The rituals of Ancestorship pay little attention to good spirits, because they obviously do good for man; they are more concerned about evil spirits, which is why more effort is put into convincing them to remain at peace. Hence the presence of what are arbitrarily called fetishes [“it is important, says the Abbot Mouth, that the fetish word fictitius, which means artificial, imaginary or fatum (destiny), be derived”]. While in reality Mr. Alapini tells us about the Nago of Benin, Oricha (fetish) means the one who deserves (or who suits, who is entitled or empowered to carry out an operation or action); who sees worship (or who is the adequate divinity, who is in his reserved domain, like the god of fertility who is unsuited to do anything else).For unlike the creative God who knows how to do only good, insensitive because all powerful, Oricha (or spirit gods) is the one who “sees worship”, who rebukes, who punishes. This redefinition of the fetish therefore invites us to see the rituals of Ancestorïté as sessions of religious exorcism whose effectiveness rests largely in the division of labour, between that of the creative God (the first immortal ancestor), a role that devolves upon him, and his descendants (spirit gods) to whom he entrusted the mission of healing, proliferating and repairing the world in all its components.

The function of languages in Ancestorship

Beyond the undoubtedly hermetic and esoteric aspects of the language of rituals, language is above all an element of acculturation and national unity.
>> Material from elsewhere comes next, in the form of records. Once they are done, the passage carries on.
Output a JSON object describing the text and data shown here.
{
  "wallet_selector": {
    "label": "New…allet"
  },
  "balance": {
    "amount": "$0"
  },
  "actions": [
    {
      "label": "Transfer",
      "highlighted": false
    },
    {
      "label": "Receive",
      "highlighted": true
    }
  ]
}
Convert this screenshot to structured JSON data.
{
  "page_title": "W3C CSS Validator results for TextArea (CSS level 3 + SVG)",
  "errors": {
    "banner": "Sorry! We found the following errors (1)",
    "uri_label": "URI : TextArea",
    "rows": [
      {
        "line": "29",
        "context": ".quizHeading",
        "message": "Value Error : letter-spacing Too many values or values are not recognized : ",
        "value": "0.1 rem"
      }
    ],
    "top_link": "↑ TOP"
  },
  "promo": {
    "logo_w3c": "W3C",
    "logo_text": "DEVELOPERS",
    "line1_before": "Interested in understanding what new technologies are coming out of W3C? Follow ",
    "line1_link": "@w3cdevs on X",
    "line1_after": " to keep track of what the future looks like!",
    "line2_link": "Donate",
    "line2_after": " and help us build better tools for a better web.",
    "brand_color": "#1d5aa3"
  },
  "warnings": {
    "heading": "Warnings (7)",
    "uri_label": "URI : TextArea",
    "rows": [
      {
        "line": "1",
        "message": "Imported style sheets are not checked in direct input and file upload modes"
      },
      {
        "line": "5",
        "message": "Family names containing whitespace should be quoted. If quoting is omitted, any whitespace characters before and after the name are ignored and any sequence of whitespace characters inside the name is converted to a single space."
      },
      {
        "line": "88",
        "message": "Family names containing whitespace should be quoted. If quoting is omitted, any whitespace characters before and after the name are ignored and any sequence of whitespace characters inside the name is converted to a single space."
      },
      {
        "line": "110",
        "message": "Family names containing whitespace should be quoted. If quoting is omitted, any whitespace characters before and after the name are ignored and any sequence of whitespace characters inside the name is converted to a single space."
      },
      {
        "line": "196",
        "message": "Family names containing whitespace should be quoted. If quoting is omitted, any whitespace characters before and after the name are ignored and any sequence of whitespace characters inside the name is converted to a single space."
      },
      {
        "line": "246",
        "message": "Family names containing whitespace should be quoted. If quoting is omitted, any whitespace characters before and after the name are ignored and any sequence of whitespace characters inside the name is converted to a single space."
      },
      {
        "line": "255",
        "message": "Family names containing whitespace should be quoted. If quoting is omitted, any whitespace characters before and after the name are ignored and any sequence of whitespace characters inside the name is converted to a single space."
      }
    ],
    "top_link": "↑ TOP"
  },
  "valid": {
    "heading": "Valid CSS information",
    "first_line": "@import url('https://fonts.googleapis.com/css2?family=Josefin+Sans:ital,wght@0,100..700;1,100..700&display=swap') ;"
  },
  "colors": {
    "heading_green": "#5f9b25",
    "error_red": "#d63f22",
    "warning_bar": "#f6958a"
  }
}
This is the reason why Ancestorship has worked to fix the languages that carry religious discourses. In the 20th century the expansion of these languages occurred accidentally thanks to the translation of the Bible into national languages following the example of the: Bulu, Ewe, Duala, Kinyarwanda, Bassa… where religious ideas express divine entities that find their origins in Ancestorship such as “Nyambe, Zambe or Nyama, the Supreme Being of the Bantu recognized as the Creator of the Universe, Generator of men and all other beings” (P. Bahoken). This inculturation through translation into African languages has also allowed the development of the African spiritual personality. These translations have also had the advantage of systematizing his religious and philosophical conceptions, which also relate the first contacts of the missionaries with Africans.

This modest introduction is an invitation to the (re)discovery of Ancestorship as a religious experience, a possibility of knowledge and mutual recognition. In order to achieve the renewal of religious epistemologies and the philosophy of culture; prerequisites for the symphonic composition of a true inter-religious dialogue, of a new hope.